Facebook has announced that it will be open sourcing several of the computer vision tools it has developed, including DeepMask, SharpMask, and MultiPathNet.
All three tools were developed by the Facebook Artificial Intelligence Research (FAIR) team, with the goal of teaching computers to intelligently breakdown what images and recognize objects, locations, and people. According to Facebook, the company hopes that opening up its tools will help the AI research community as a whole to move forward with new advancements in computer vision.
“We’re making the code for DeepMask+SharpMask as well as MultiPathNet — along with our research papers and demos related to them — open and accessible to all, with the hope that they’ll help rapidly advance the field of machine vision,” Piotr Dollar, a researcher with FAIR, wrote in a blog post. “As we continue improving these core technologies we’ll continue publishing our latest results and updating the open source tools we make available to the community.”
What do they do?
In his post, Dollar went into detail about how exactly Facebook’s tools work, beginning with DeepMask. According to Dollar, DeepMask breaks images down into a grid-like series of patches. The program then looks at each patch to see if it contains any objects, and if so, how many. This process allows DeepMask to determine how many objects it contains what what their general shapes are, but it does not capture any details about those objects. That is where SharpMask comes in.

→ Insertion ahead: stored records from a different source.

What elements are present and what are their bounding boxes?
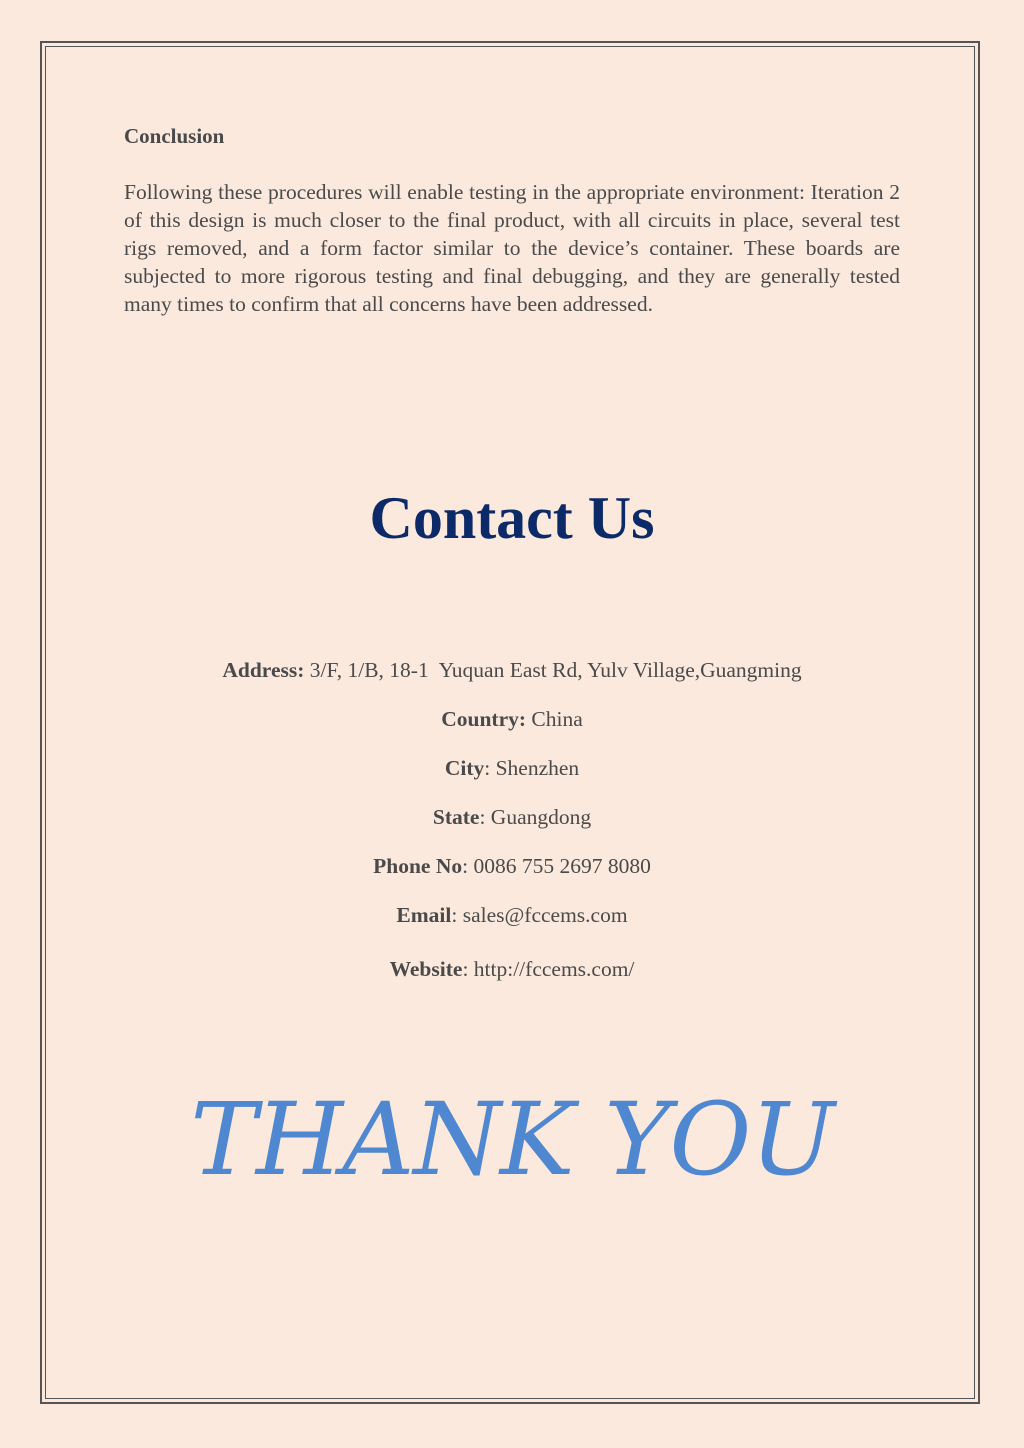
phone-label: Phone No	[373, 854, 463, 878]
state-label: State	[432, 805, 480, 829]
city-label: City	[444, 756, 485, 780]
state-value: : Guangdong	[479, 805, 592, 829]
phone-value: : 0086 755 2697 8080	[462, 854, 651, 878]
state-line	[0, 803, 1024, 831]
conclusion-heading: Conclusion	[124, 124, 225, 148]
thank-you-text: THANK YOU	[190, 1081, 834, 1198]
country-label: Country:	[441, 707, 527, 731]
website-link[interactable]: : http://fccems.com/	[462, 957, 635, 981]
contact-us-title: Contact Us	[369, 485, 655, 551]
country-line	[0, 705, 1024, 733]
address-line	[0, 656, 1024, 684]
city-line	[0, 754, 1024, 782]
city-value: : Shenzhen	[484, 756, 580, 780]
website-line	[0, 955, 1024, 983]
address-value: 3/F, 1/B, 18-1 Yuquan East Rd, Yulv Village,Guangming	[304, 658, 802, 682]
conclusion-paragraph: Following these procedures will enable testing in the appropriate environment: Iteration 2 of this design is much closer to the final product, with all circuits in place, several test rigs removed, and a form factor similar to the device’s container. These boards are subjected to more rigorous testing and final debugging, and they are generally tested many times to confirm that all concerns have been addressed.	[124, 180, 900, 316]
phone-line	[0, 852, 1024, 880]
website-label: Website	[389, 957, 463, 981]
email-link[interactable]: : sales@fccems.com	[451, 903, 628, 927]
address-label: Address:	[222, 658, 305, 682]
email-line	[0, 901, 1024, 929]
country-value: China	[526, 707, 583, 731]
email-label: Email	[396, 903, 452, 927]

True to its name, SharpMask takes the vague data from DeepMask and sharpens it, bringing objects into focus and perfecting their shapes. Dollar said that SharpMask analyzes images pixel by pixel based on information already gathered from DeepMask.
“To capture general object shape, you have to have a high-level understanding of what you are looking at (DeepMask), but to accurately place the boundaries you need to look back at lower-level features all the way down to the pixels (SharpMask),” Dollar said. “In essence, we aim to make use of information from all layers of a network, with minimal additional overhead.”
Of course, simply figuring out an object’s shape is only the first step in computer vision, and the real challenge is recognizing what that shape represents. If DeepMask and SharpMask are the eyes, then MultiPathNet is the brain. MultiPathNet uses a deep learning neural network to examine the shapes created by DeepMask and SharpMask and assign meaning to them.
So for example, DeepMask might look at an image and determine that it contains six misshapen blobs of some sort. SharpMask would then come in and determine that those six blobs actually have legs, feet, ears, and so on. Finally, MultiPathNet would analyze those shapes and recognize that they are actually six sheep standing in a field.